Post, Suffragents

They Remembered the Ladies and Did Much More Than That

May 30, 2017

This post also appeared on the Good Men Project site on June 7, 2017.

Broadside PDF

The sumptuously printed Broadside Library of Thornwillow Makers now includes the mission statement of the National Men’s League for Woman Suffrage as presented in 1912 by James Lees Laidlaw, the president of this organization of thousands of prominent men across thirty-five states. The league is the subject of my new book, The Suffragents: How Women Used Men to Get the Vote.  Laidlaw was a financier, scion of Laidlaw & Company, and a member of the board of directors of what became Standard & Poor’s. He was, not coincidentally, the husband of the great New York suffragist, Harriet Burton Laidlaw, and one of many men of position and influence who turned the moniker “suffrage husband” into a title of distinction, in the words of Ida Husted Harper. Full disclosure: I made the broadside happen, via my husband’s good offices and on from there to our talented friend, Luke Pontifell, Thornwillow’s leader and guiding creative force. I happened on the statement in a suffrage scrapbook, attributed to the St. John Daily Evening Globe of New Brunswick, Canada, dated May 17, 1912. It was included as part of a column, which you can read below, signed by the playwright, George Middleton, another great Men’s Leaguer, whose wife and muse was the actress and suffragist Fola La Follette. I haven’t seen the mission statement anywhere else. Here is Middleton’s column and Laidlaw’s text once again:

There are many men who inwardly feel the justice of equal suffrage, but who are not ready to acknowledge it publicly, unless backed by numbers. There are other men who are not even ready to give the subject consideration until they see that a large number of men are willing to be counted in favor of it. The man who is so prejudice that he will not consider it at all will pass away with this generation if not sooner.

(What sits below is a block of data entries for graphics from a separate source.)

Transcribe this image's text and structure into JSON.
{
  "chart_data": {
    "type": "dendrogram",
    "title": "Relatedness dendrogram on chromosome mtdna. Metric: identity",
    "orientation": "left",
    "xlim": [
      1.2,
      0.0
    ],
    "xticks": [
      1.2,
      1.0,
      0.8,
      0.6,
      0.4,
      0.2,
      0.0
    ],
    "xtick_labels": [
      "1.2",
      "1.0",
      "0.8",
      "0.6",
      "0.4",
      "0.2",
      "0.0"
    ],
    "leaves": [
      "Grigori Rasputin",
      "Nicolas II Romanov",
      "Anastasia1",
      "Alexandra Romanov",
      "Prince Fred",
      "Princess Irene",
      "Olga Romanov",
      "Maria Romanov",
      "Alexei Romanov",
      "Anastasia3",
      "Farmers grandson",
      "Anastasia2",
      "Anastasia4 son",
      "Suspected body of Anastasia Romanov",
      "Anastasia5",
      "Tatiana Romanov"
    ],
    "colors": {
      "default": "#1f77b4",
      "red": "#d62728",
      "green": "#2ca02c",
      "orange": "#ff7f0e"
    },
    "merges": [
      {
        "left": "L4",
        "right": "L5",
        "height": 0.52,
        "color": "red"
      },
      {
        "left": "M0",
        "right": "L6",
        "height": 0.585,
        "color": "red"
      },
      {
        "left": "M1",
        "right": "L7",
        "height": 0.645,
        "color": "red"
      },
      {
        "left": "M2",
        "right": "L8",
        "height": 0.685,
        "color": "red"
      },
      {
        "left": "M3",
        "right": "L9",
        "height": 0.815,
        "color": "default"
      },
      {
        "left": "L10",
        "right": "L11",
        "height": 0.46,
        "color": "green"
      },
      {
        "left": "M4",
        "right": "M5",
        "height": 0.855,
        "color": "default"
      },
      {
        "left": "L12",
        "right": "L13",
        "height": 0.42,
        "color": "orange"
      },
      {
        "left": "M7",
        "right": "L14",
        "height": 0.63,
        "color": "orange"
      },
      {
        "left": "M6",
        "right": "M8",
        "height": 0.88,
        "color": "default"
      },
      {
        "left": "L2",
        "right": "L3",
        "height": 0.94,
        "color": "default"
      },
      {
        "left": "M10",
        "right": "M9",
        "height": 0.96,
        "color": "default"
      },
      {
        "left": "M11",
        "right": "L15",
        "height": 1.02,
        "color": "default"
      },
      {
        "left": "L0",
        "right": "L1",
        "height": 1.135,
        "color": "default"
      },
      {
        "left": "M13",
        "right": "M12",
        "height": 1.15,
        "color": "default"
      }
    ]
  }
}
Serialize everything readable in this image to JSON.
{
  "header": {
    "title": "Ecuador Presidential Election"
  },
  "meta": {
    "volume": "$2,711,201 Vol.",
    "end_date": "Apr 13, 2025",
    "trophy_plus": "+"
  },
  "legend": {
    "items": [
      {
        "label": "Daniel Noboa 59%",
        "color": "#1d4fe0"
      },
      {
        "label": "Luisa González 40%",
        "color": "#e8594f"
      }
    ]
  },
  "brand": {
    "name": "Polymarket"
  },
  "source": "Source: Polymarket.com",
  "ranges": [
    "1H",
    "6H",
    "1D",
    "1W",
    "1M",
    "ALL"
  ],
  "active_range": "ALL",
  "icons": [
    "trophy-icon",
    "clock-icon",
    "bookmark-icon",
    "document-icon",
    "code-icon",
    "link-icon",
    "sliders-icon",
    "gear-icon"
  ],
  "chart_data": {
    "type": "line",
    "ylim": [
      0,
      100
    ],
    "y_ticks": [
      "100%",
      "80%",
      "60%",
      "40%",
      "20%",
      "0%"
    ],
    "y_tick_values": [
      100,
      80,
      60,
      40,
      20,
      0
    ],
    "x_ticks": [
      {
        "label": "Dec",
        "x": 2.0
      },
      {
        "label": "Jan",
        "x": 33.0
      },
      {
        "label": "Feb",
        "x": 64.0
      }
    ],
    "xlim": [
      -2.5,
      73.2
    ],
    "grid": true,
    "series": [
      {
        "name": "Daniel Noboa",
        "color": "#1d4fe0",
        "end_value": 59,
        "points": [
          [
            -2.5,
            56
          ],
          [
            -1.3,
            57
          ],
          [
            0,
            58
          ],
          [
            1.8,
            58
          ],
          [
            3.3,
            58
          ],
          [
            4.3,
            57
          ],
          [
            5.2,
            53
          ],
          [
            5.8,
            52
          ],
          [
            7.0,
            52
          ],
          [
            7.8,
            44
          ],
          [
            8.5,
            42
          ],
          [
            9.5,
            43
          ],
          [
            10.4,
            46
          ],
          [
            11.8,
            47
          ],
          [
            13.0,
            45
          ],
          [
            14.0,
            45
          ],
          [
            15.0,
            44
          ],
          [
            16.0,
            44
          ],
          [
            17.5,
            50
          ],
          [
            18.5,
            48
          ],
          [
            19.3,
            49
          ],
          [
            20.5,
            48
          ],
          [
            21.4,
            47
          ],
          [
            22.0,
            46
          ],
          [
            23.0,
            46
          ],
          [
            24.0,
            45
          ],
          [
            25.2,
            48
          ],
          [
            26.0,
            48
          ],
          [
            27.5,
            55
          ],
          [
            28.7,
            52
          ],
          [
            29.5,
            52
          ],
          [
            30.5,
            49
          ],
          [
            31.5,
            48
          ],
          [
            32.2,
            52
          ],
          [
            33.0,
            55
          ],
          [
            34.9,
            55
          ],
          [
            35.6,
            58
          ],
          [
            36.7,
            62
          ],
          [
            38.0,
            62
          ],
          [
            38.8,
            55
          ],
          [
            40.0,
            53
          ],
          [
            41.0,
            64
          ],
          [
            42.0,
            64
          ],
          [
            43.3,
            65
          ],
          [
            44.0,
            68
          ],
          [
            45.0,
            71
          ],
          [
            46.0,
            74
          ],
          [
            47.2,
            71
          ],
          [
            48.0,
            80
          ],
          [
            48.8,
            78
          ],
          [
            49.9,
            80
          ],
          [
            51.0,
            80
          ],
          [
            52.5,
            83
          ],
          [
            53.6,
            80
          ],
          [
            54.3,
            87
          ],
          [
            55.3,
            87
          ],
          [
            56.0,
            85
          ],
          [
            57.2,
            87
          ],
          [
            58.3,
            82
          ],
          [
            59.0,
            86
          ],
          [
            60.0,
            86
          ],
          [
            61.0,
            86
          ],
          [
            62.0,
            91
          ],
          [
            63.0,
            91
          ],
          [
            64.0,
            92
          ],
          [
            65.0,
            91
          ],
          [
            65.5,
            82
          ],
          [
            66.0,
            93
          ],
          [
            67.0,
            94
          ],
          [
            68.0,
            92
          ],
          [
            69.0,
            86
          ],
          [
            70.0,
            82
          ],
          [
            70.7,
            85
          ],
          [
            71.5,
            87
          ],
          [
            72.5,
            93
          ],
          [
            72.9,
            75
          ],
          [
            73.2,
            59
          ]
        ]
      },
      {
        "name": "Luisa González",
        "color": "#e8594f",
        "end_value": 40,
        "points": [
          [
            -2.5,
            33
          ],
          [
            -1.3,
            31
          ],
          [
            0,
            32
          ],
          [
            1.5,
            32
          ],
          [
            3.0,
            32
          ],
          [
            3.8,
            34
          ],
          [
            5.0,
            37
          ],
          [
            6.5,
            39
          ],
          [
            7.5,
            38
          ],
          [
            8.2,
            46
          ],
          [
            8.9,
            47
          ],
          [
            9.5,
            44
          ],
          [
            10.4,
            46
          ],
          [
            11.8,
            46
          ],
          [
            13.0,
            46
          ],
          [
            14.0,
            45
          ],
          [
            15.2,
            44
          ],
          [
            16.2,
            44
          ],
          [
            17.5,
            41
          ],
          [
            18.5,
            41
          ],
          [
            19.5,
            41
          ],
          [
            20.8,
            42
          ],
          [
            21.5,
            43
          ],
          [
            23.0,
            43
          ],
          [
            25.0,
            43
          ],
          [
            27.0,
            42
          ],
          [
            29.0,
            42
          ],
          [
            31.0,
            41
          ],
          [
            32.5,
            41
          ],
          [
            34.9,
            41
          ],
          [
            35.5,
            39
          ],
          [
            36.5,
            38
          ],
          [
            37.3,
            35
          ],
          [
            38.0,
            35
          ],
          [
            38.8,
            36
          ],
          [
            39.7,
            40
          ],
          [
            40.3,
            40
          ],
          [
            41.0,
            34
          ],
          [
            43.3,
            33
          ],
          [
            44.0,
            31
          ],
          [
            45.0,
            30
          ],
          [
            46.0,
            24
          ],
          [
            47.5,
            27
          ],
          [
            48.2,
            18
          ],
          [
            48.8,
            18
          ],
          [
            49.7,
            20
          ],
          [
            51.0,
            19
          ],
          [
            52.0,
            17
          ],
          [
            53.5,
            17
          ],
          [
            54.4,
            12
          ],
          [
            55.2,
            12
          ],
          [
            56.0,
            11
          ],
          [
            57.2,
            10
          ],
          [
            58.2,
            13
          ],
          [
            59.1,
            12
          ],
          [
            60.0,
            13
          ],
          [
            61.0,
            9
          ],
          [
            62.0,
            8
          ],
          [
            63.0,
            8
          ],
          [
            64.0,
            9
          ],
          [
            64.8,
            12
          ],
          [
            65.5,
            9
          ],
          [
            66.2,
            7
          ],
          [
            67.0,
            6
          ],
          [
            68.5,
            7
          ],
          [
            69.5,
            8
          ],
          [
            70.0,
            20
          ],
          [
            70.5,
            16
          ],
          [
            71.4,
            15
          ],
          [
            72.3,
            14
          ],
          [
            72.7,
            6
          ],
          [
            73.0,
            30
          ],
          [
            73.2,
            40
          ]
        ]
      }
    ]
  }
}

The usefulness of the Men’s Leagues politically to women constitutes one of the unanswerable arguments for woman suffrage. Legislators are mainly responsible to voters, and voters only. In the majority of States in this country, earnest determined women are besieging the Legislatures, endeavoring to bring about the submission of a woman suffrage amendment to the people. How long and burdensome is this effort on the part of non-voters, everyone knows. If a well-organized minority of men voters demand equal suffrage legislation from the Legislatures they will get it. After that, it is only a question of propaganda, and the men’s Leagues come in again on the first proposition of moral support.

The great educational work in the woman’s movement has been done by women, th[r]ough a vast expenditure of energy and against great odds. There is still work to be done and hard work. We men can make it easier and happier work if we join in it, and no longer stand aside, as too many men have done, leaving the women to toil and struggle, making up in vital energy what they lack in political power.

As statements of purpose go, I would submit that the Men’s League’s  could well serve as a primer for any ally, or organized group of allies, who want to support a cause not readily considered their own. Just imagine men today of such political, social, and financial reach  organizing of their own volition once again, now, a hundred years later, in concrete, active support of  a perceived women’s cause. Think equal pay for equal work or family leave or against sexual trafficking and violence against women.

The photograph just above is of the bronze plaque that hangs in the State Street Side lobby of the state capital building in Albany, New York, a tribute to the eighty-three most important women of the state’s seventy-year-long suffrage campaign and one man, James Lees Laidlaw, honored among the ten suffragists listed on the plaque’s “National Honor Roll.” The others in the national grouping with him are Gertrude Foster Brown , Mary Garrett Hay, Florence Kelley, Mrs. Frank Leslie, Harriet May Mills, Anna Garlin Spencer, Katrina Ely Tiffany, and Vira Boarman Whitehouse, whose husband, James Norman de Rapelye Whitehouse, was active in the Men’s League, as were the husbands of two on the plaque’s “State Honor Roll,” Narcissa Cox Vanderlip, wife of Frank Vanderlip, and Maud Nathan Nathan, married to Frederick Nathan.